The network, called ViaEducation, designs curricula, provides teacher training and facilitates youth-organized community development projects. In just six years, ViaEducation has developed programs in eight Latin American countries. The Mexico program is the fastest growing and has already reaped some tangible successes.

A pilot program in the northern states of Nuevo León and Guerrero has doubled in size over the past two years to 240 schools. According to Mariali Cárdenas Casanueva, ViaEducation’s Director of Educational Development in Mexico, the key is grassroots community involvement. “When the community leads the projects, the ideas come from their own needs and observations,” says Cárdenas, who worked for 15 years in social development of rural and indigenous communities before starting ViaEducation. “This makes the project more sustainable and the changes more lasting.”

ViaEducation’s projects in Argentina, Brazil,  Chile, Colombia, Costa Rica, El Salvador, and Guatemala foster a balance between outside expertise and local communities. ViaEducation’s network of universities, governments, foundations, and nonprofit organizations includes Harvard University, the Colombian Ministry of Education and the W.K. Kellogg Foundation. Some fund specific programs. Others provide evaluation tools and research. But it is the whole network that has allowed ViaEducation to offer multifaceted services and programs to diverse communities.

According to Cárdenas, students who come from disadvantaged backgrounds often “don’t feel like they have the capability to modify their own reality.” So the network’s curriculum emphasizes communication, negotiation and critical thinking as means of self-empowerment. These skills form the foundation of ViaEducation’s four subjects: educational quality, civic education, educational policy, and social responsibility. The civic participation program has been particularly successful in Mexico. A country-wide evaluation conducted in 2008–2009 and directed by Fernando Reimers of Harvard concluded that 65 percent of the public school students who participated in the civic participation program improved their scores on the national civic education exam.

Students are not the only beneficiaries of ViaEducation programs. Educators in the participating communities receive formal training that encourages student involvement in development projects. In Mexico, ViaEducation has facilitated more than 300 projects led by local youth aged 7 to 20 to engage in local community issues.

One of these was a recycling program designed with the help of a teacher trained by ViaEducation and led by secondary students of Emiliano Zapata high school in the Chiapas, Mexico, community of El Aguaje. The 2009 project led to the construction of a compost center that transforms biodegradable waste into fertilizer and information sessions for their peers about the importance of recycling and the benefits of compost.

Despite its comparatively short history, ViaEducation is attracting attention across Latin America—and winning supporters.

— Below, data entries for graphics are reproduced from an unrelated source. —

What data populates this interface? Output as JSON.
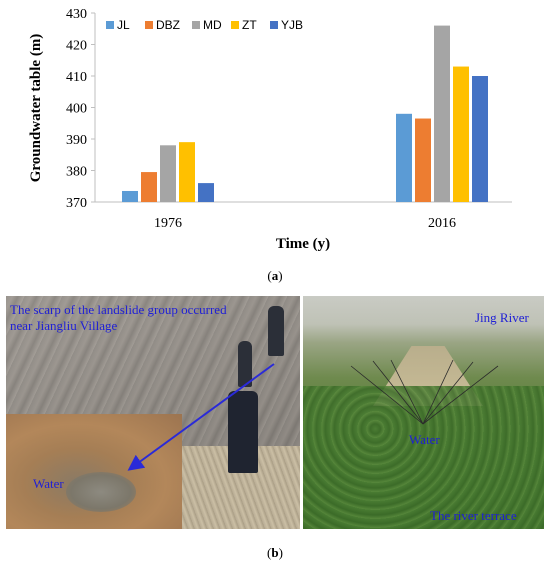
{
  "chart_data": {
    "type": "bar",
    "categories": [
      "1976",
      "2016"
    ],
    "series": [
      {
        "name": "JL",
        "values": [
          373.5,
          398
        ],
        "color": "#5B9BD5"
      },
      {
        "name": "DBZ",
        "values": [
          379.5,
          396.5
        ],
        "color": "#ED7D31"
      },
      {
        "name": "MD",
        "values": [
          388,
          426
        ],
        "color": "#A5A5A5"
      },
      {
        "name": "ZT",
        "values": [
          389,
          413
        ],
        "color": "#FFC000"
      },
      {
        "name": "YJB",
        "values": [
          376,
          410
        ],
        "color": "#4472C4"
      }
    ],
    "ylim": [
      370,
      430
    ],
    "yticks": [
      "370",
      "380",
      "390",
      "400",
      "410",
      "420",
      "430"
    ],
    "xlabel": "Time (y)",
    "ylabel": "Groundwater table (m)",
    "legend_position": "top-left",
    "grid": false
  },
  "captions": {
    "a_open": "(",
    "a_letter": "a",
    "a_close": ")",
    "b_open": "(",
    "b_letter": "b",
    "b_close": ")"
  },
  "photos": {
    "left_label_1": "The scarp of the landslide group occurred",
    "left_label_2": "near Jiangliu Village",
    "left_water": "Water",
    "right_river": "Jing River",
    "right_water": "Water",
    "right_terrace": "The river terrace"
  }
}
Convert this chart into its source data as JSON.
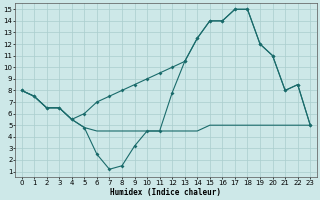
{
  "xlabel": "Humidex (Indice chaleur)",
  "xlim": [
    -0.5,
    23.5
  ],
  "ylim": [
    0.5,
    15.5
  ],
  "xticks": [
    0,
    1,
    2,
    3,
    4,
    5,
    6,
    7,
    8,
    9,
    10,
    11,
    12,
    13,
    14,
    15,
    16,
    17,
    18,
    19,
    20,
    21,
    22,
    23
  ],
  "yticks": [
    1,
    2,
    3,
    4,
    5,
    6,
    7,
    8,
    9,
    10,
    11,
    12,
    13,
    14,
    15
  ],
  "bg_color": "#cde8e8",
  "line_color": "#1a6b6b",
  "grid_color": "#aacece",
  "line1_x": [
    0,
    1,
    2,
    3,
    4,
    5,
    6,
    7,
    8,
    9,
    10,
    11,
    12,
    13,
    14,
    15,
    16,
    17,
    18,
    19,
    20,
    21,
    22,
    23
  ],
  "line1_y": [
    8,
    7.5,
    6.5,
    6.5,
    5.5,
    4.8,
    4.5,
    4.5,
    4.5,
    4.5,
    4.5,
    4.5,
    4.5,
    4.5,
    4.5,
    5,
    5,
    5,
    5,
    5,
    5,
    5,
    5,
    5
  ],
  "line2_x": [
    0,
    1,
    2,
    3,
    4,
    5,
    6,
    7,
    8,
    9,
    10,
    11,
    12,
    13,
    14,
    15,
    16,
    17,
    18,
    19,
    20,
    21,
    22,
    23
  ],
  "line2_y": [
    8,
    7.5,
    6.5,
    6.5,
    5.5,
    4.8,
    2.5,
    1.2,
    1.5,
    3.2,
    4.5,
    4.5,
    7.8,
    10.5,
    12.5,
    14,
    14,
    15,
    15,
    12,
    11,
    8,
    8.5,
    5
  ],
  "line3_x": [
    0,
    1,
    2,
    3,
    4,
    5,
    6,
    7,
    8,
    9,
    10,
    11,
    12,
    13,
    14,
    15,
    16,
    17,
    18,
    19,
    20,
    21,
    22,
    23
  ],
  "line3_y": [
    8,
    7.5,
    6.5,
    6.5,
    5.5,
    6,
    7,
    7.5,
    8,
    8.5,
    9,
    9.5,
    10,
    10.5,
    12.5,
    14,
    14,
    15,
    15,
    12,
    11,
    8,
    8.5,
    5
  ]
}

The network recently received funding from the Organization of American States to expand a program designed by the Universidad de los Andes in Colombia, led by Enrique Chaux, and implemented by 30 teachers based in Mexico on how to prevent domestic and school-related violence.

What is most innovative about  ViaEducation is that it reverses the traditional brain drain. Latin America’s best and brightest are turning knowledge gained in U.S. universities into a tool of social change and mobility back home that will span generations.